Peter’s emphasis is on others within the Christian community benefiting from what each has received from God. If we are in Christ, we have been gifts by Him to utilise for the benefit of the body of Christ. This includes the spiritual gifts that Paul mentions, but also everything else we have been given in the way of our talents and resources.
We are stewards of God’s grace. We have been entrusted by our Master with these gifts and graces, and are responsible to ensure that they are properly and fully used for the ends and purposes for which our Master has given them. He will require an accounting from us on how we’ve conducted ourselves in this stewardship!
Those who speak —This is important to remember, for time so f persecution we may be tempted to go silent to attempt avoiding trouble. But we have a stewardship of the Gospel ,and it must be proclaimed to the nations! Those who teach about Christ and offer counsel in his name must understand themselves to be representing God’s words to the community. Therefore, those who speak must understand that they are engaged in serious business that restrains them from positing merely their own human speculation. Instead, they must speak in accordance with the revelation that God has given in the OT and through the apostles of Christ. (Jobes)
Whoever serves--
God also provides the strength for our service. God supplies strength for the task at hand for those who serve others in the Christian community. We must offering what we can to meet the needs of others within the community, trusting our gracious Father in all circumstances, but especially when we see that things are pretty dire.

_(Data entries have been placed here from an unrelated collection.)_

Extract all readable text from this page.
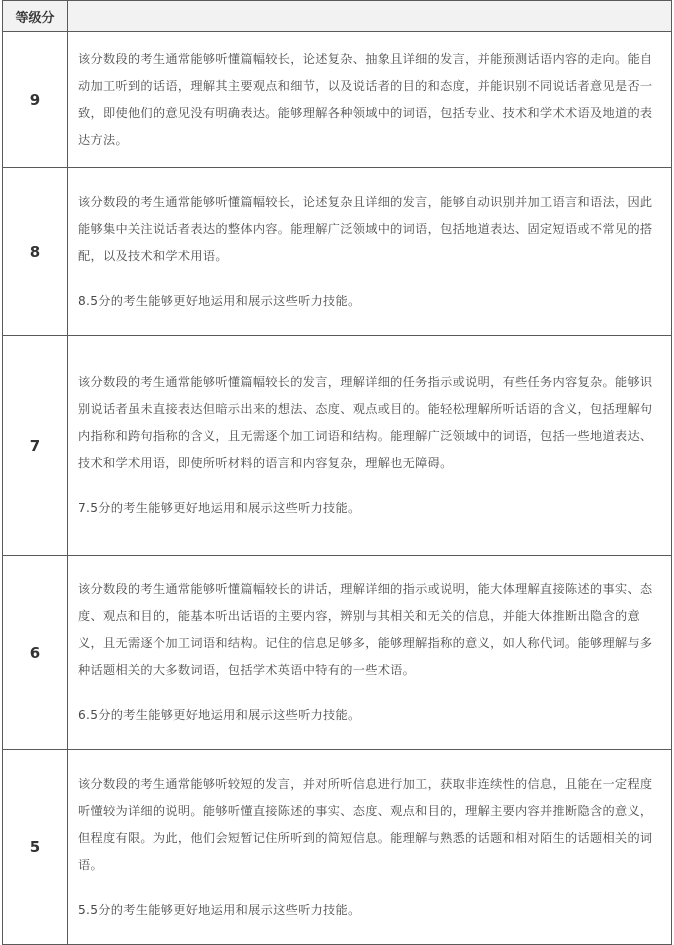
等级分	
9	该分数段的考生通常能够听懂篇幅较长，论述复杂、抽象且详细的发言，并能预测话语内容的走向。能自动加工听到的话语，理解其主要观点和细节，以及说话者的目的和态度，并能识别不同说话者意见是否一致，即使他们的意见没有明确表达。能够理解各种领域中的词语，包括专业、技术和学术术语及地道的表达方法。

8	该分数段的考生通常能够听懂篇幅较长，论述复杂且详细的发言，能够自动识别并加工语言和语法，因此能够集中关注说话者表达的整体内容。能理解广泛领域中的词语，包括地道表达、固定短语或不常见的搭配，以及技术和学术用语。

8.5分的考生能够更好地运用和展示这些听力技能。

7	该分数段的考生通常能够听懂篇幅较长的发言，理解详细的任务指示或说明，有些任务内容复杂。能够识别说话者虽未直接表达但暗示出来的想法、态度、观点或目的。能轻松理解所听话语的含义，包括理解句内指称和跨句指称的含义，且无需逐个加工词语和结构。能理解广泛领域中的词语，包括一些地道表达、技术和学术用语，即使所听材料的语言和内容复杂，理解也无障碍。

7.5分的考生能够更好地运用和展示这些听力技能。

6	该分数段的考生通常能够听懂篇幅较长的讲话，理解详细的指示或说明，能大体理解直接陈述的事实、态度、观点和目的，能基本听出话语的主要内容，辨别与其相关和无关的信息，并能大体推断出隐含的意义，且无需逐个加工词语和结构。记住的信息足够多，能够理解指称的意义，如人称代词。能够理解与多种话题相关的大多数词语，包括学术英语中特有的一些术语。

6.5分的考生能够更好地运用和展示这些听力技能。

5	该分数段的考生通常能够听较短的发言，并对所听信息进行加工，获取非连续性的信息，且能在一定程度听懂较为详细的说明。能够听懂直接陈述的事实、态度、观点和目的，理解主要内容并推断隐含的意义，但程度有限。为此，他们会短暂记住所听到的简短信息。能理解与熟悉的话题和相对陌生的话题相关的词语。

5.5分的考生能够更好地运用和展示这些听力技能。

3. Peter’s Doxology (4:11b)

1 Peter 4:11 ESV
11 whoever speaks, as one who speaks oracles of God; whoever serves, as one who serves by the strength that God supplies—in order that in everything God may be glorified through Jesus Christ. To him belong glory and dominion forever and ever. Amen.
Even though we may feel powerless within the hostile situations we face, the doxology reminds us that all power belongs to the God we serve in the name of Christ.
‘The chief end of man is to glorify God and to enjoy Him forever’ (Westminster Shorter Catechism). This passage today helps to orient the direction of our lives correctly. The overriding aim of the whole of Christian living is that God’s name be glorified now and in the future (2:12; 4:11).
We have few enough years to live for Christ in this world. Let us not delay to make the most of this magnificent life we have been redeemed, called, and empowered to live, to the glory of God, the honor of Christ, and the amazement of men. If you love others the way that Peter tells you to love them here, you cover a multitude of sins; you use your gifts with a view to blessing and helping others and you will amaze a large number of people. Can we do much better than we have so far done? Of course we can. (Rayburn)
But we can only do so in the empowering grace of God! We must continually call upon Him, constantly turning away fro self to Him to find the strength to wrestle-down every thought that panics us, distrusting Christ and His Word. We must have that grace to drive in the knife to kill our sin of unforgiveness and a grumbling spirit. We must have His grace to learn to love one another earnestly, in order that in everything God my be glorified through Jesus Christ. We must call upon Him now, and call upon Him always!